All charged up about the future of motoring

By David Thomson on Sat, 20 May 2017

Less than a decade. Eight years, to be precise. That's how long Stanford University economist Tony Seba reckons we have before petrol and diesel cars have been fully supplanted by electric (and in most cases fully self-driving) vehicles as the preferred type of car.

Seba bases his prediction on the time it will take before technological advances make electric cars a more compelling financial option to buy and operate than those powered by fossil fuels. He points to a crucial tipping point - coming in as soon as the next two to three years - when the range of typical electric vehicles exceeds 200 miles (roughly 300km), and the purchase price of entry-level electric cars drops below $US20,000.

The prospect of change coming this fast is something I find hard to believe, especially at a time when new vehicles, the vast majority powered by petrol or diesel engines, are selling at record levels here. But look either globally or locally, and there is no doubt our motoring world is changing at a rapid pace.

A piece in the Otago Daily Times' World Focus section last Monday highlighted a bold new project in India to completely phase out fossil-fuel-powered cars by 2032; China aims to have seven million electric vehicles on its roads by 2025; at a more local level, consent was recently granted for an electric vehicle charge point in Wanaka, and these points are also being considered for Alexandra, Tarras and Ranfurly; and the Skoda Kodiaq that graces this weekend's Drivesouth cover sits (like most new cars launched today) on a platform that is engineered to accommodate a future electric powertrain.

A growing interest in electric cars was also demonstrated by the interest several readers have shown in my mention, last weekend, of a petrol-electric hybrid produced by the now defunct British car maker Lanchester way back in 1927.

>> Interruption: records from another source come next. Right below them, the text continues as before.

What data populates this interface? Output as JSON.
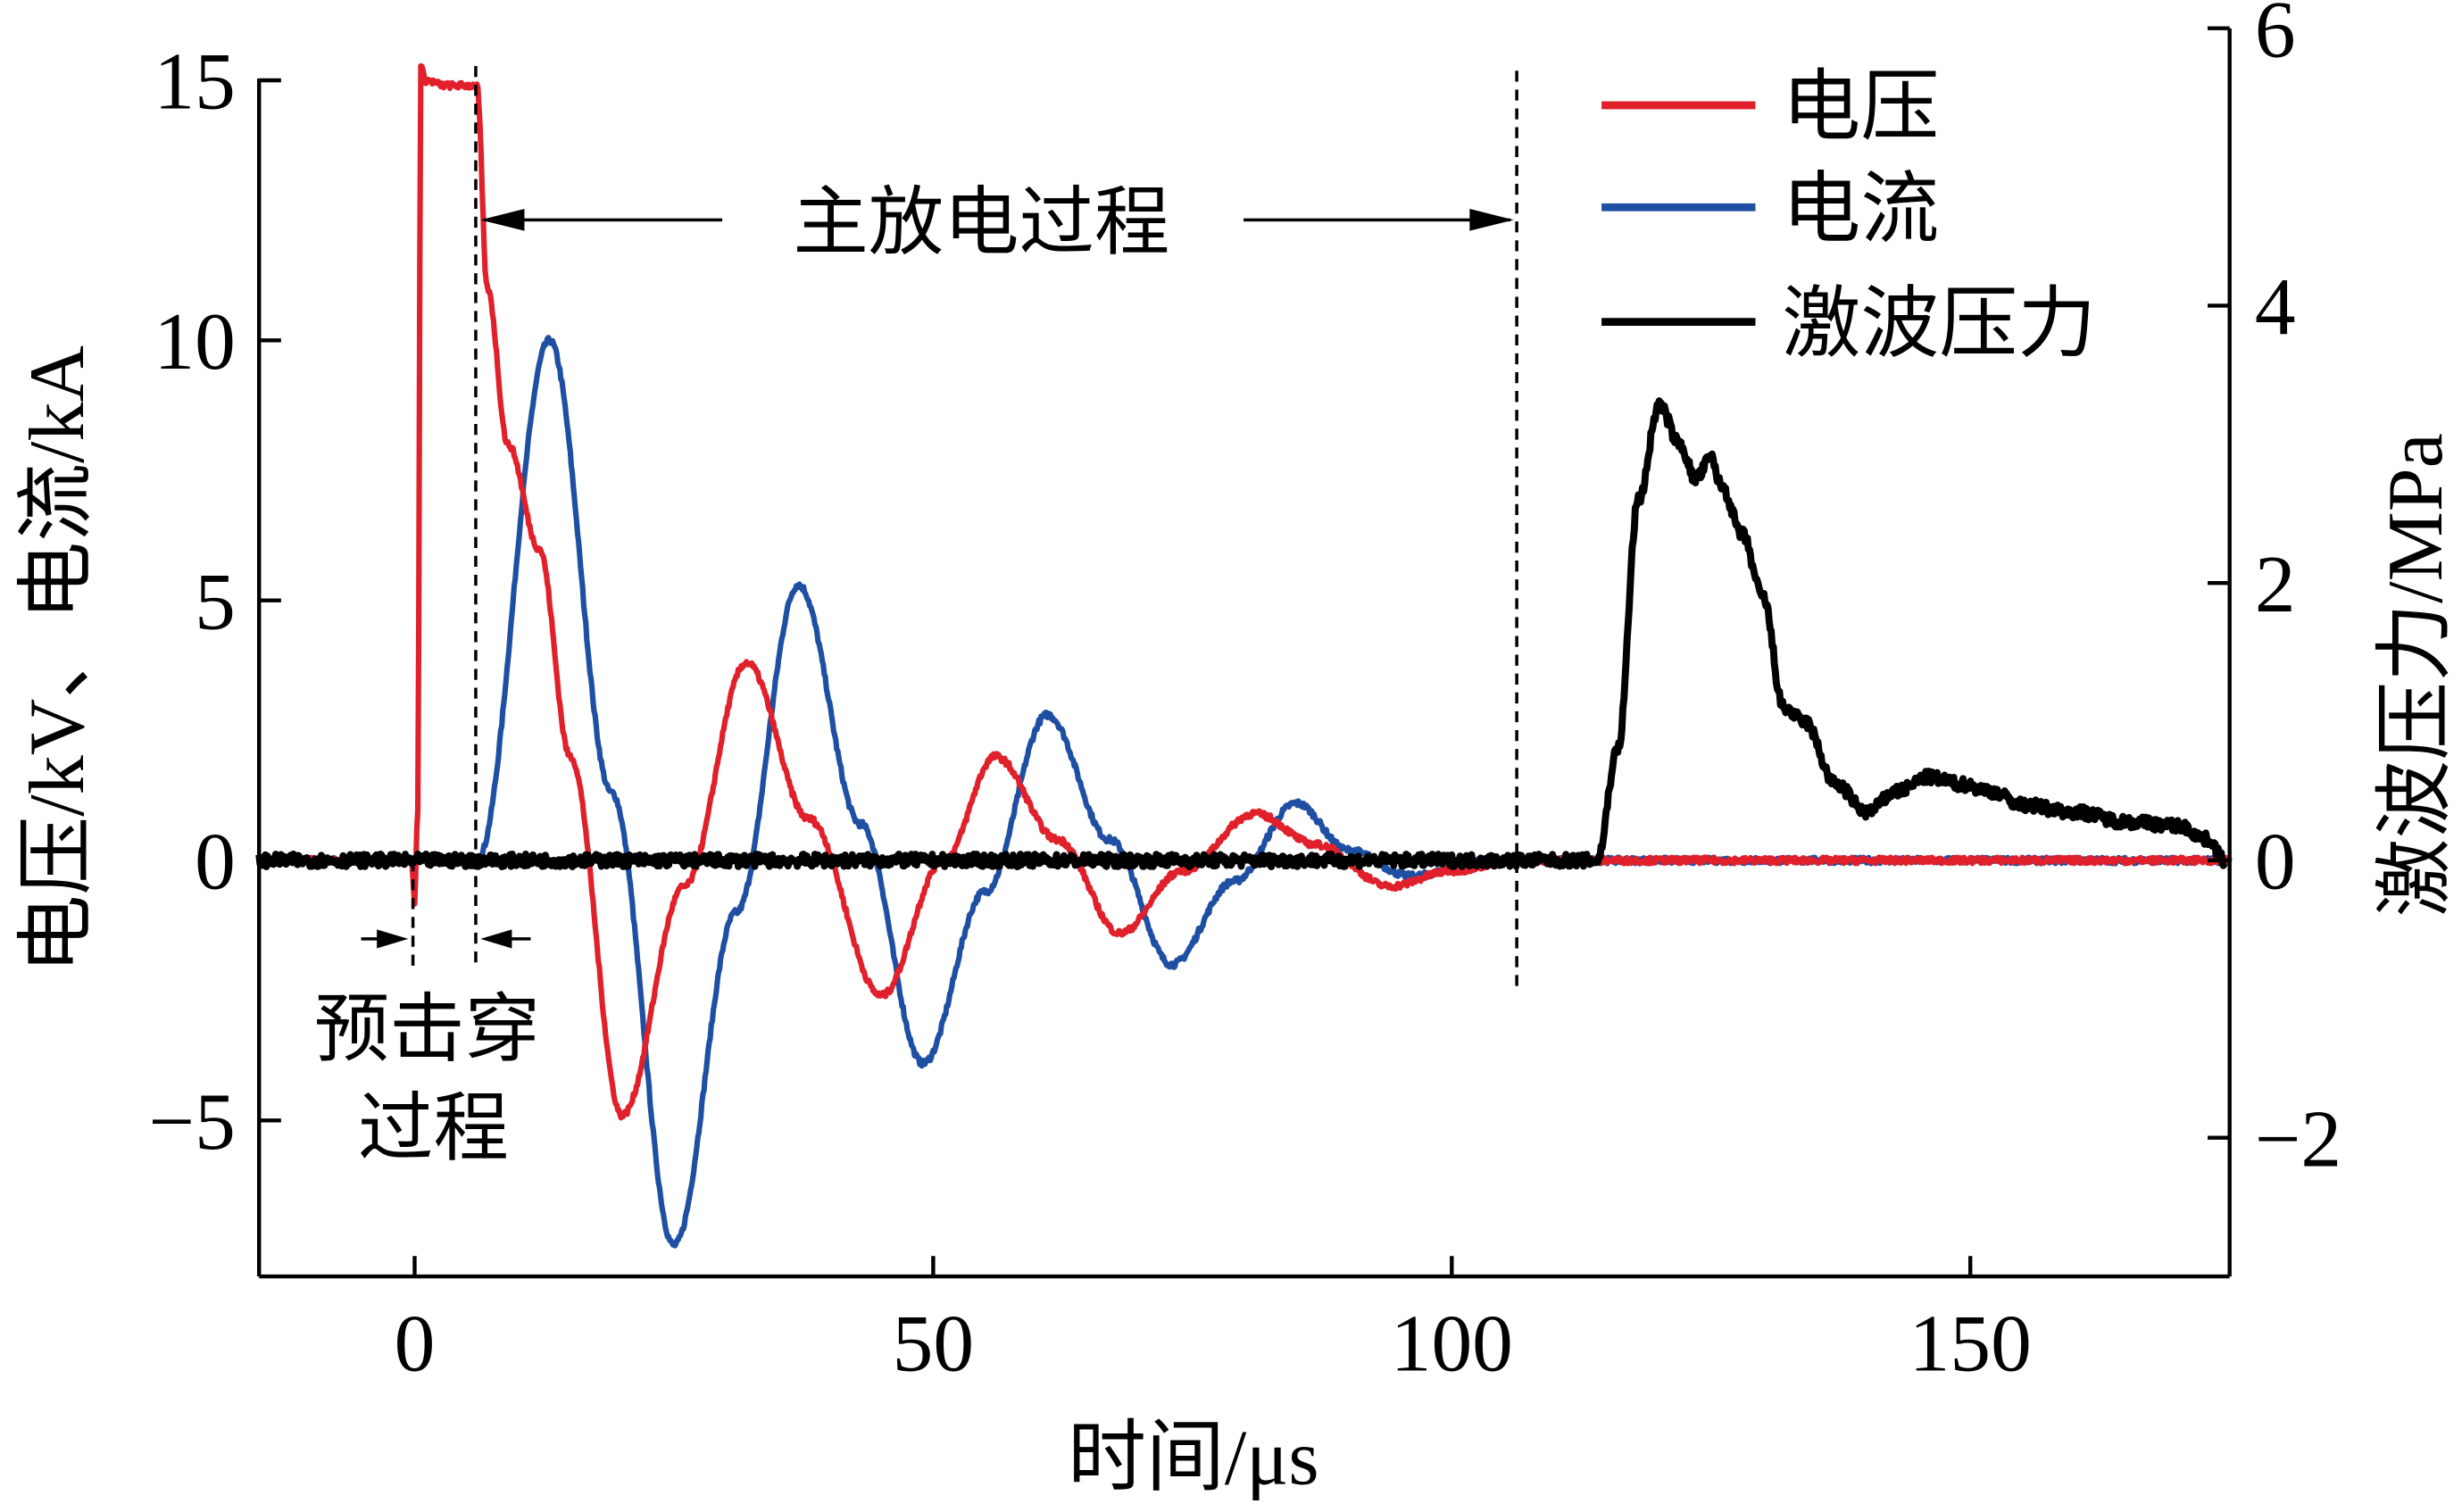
{
  "chart_data": {
    "type": "line",
    "xlabel": "时间/μs",
    "ylabel_left": "电压/kV、电流/kA",
    "ylabel_right": "激波压力/MPa",
    "xlim": [
      -15,
      175
    ],
    "ylim_left": [
      -8,
      16
    ],
    "ylim_right": [
      -3,
      6
    ],
    "xticks": [
      0,
      50,
      100,
      150
    ],
    "xtick_labels": [
      "0",
      "50",
      "100",
      "150"
    ],
    "yticks_left": [
      15,
      10,
      5,
      0,
      -5
    ],
    "ytick_labels_left": [
      "15",
      "10",
      "5",
      "0",
      "−5"
    ],
    "yticks_right": [
      6,
      4,
      2,
      0,
      -2
    ],
    "ytick_labels_right": [
      "6",
      "4",
      "2",
      "0",
      "−2"
    ],
    "grid": false,
    "legend_position": "top-right",
    "series": [
      {
        "name": "电压",
        "axis": "left",
        "color": "#e0202a",
        "x": [
          -15,
          -0.3,
          0,
          0.3,
          0.6,
          1,
          3,
          6,
          7,
          9,
          12,
          15,
          20,
          26,
          32,
          38,
          45,
          51,
          56,
          62,
          68,
          74,
          81,
          87,
          94,
          100,
          106,
          175
        ],
        "y": [
          0,
          0,
          -0.8,
          1,
          15.3,
          15,
          14.9,
          14.9,
          11,
          8,
          6,
          2,
          -4.9,
          -0.5,
          3.8,
          0.8,
          -2.6,
          0,
          2.0,
          0.4,
          -1.4,
          -0.2,
          0.9,
          0.3,
          -0.5,
          -0.2,
          0,
          0
        ]
      },
      {
        "name": "电流",
        "axis": "left",
        "color": "#1f4fa3",
        "x": [
          -15,
          6,
          13,
          19,
          25,
          31,
          37,
          43,
          49,
          55,
          61,
          67,
          73,
          79,
          85,
          90,
          96,
          104,
          175
        ],
        "y": [
          0,
          0,
          10.0,
          1.3,
          -7.4,
          -1.0,
          5.3,
          0.7,
          -3.9,
          -0.6,
          2.8,
          0.4,
          -2.0,
          -0.4,
          1.1,
          0.2,
          -0.3,
          0,
          0
        ]
      },
      {
        "name": "激波压力",
        "axis": "right",
        "color": "#000000",
        "x": [
          -15,
          114,
          116,
          118,
          120,
          122,
          123.5,
          125,
          126,
          128,
          130,
          132,
          134,
          137,
          140,
          143,
          146,
          149,
          152,
          155,
          160,
          165,
          170,
          173,
          174.5
        ],
        "y": [
          0,
          0,
          0.8,
          2.6,
          3.28,
          3.0,
          2.75,
          2.9,
          2.7,
          2.35,
          1.9,
          1.1,
          1.0,
          0.55,
          0.35,
          0.5,
          0.6,
          0.55,
          0.5,
          0.4,
          0.35,
          0.28,
          0.25,
          0.15,
          0
        ]
      }
    ],
    "annotations": {
      "main_discharge": "主放电过程",
      "prebreakdown_line1": "预击穿",
      "prebreakdown_line2": "过程"
    }
  }
}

In producing the car, Lanchester wasn't totally ahead of its time; petrol-electric hybrid cars had been experimented with in Europe and the United States since the start of the 20th century, with pioneers in the field including Ferdinand Porsche. Even so, the Lanchester hybrid is regarded as a significant vehicle in hybrid car history. The prototype covered over 1200km in testing, and still survives, in the Birmingham Science Museum.

My comments about Lanchester last weekend also prompted a lovely call from Roxburgh-based Russell Reid, who recalled an early 1950s Lanchester his family once owned. This underlines the fact that while Lanchester's history as an independent marque ended at the start of the 1930s, the rights to the name passed to Daimler, who used it until around 1955.

When Daimler was acquired by Jaguar a few years later, the rights to the Lanchester name went with it. Now, I believe, those rights are held by Tata Motors of India, as part of their ownership of Jaguar.

What a great acknowledgement of automotive history it would be if the Lanchester name was revived by Tata, perhaps to be used for a top-line electric-powered Jaguar of the (perhaps not too distant) future.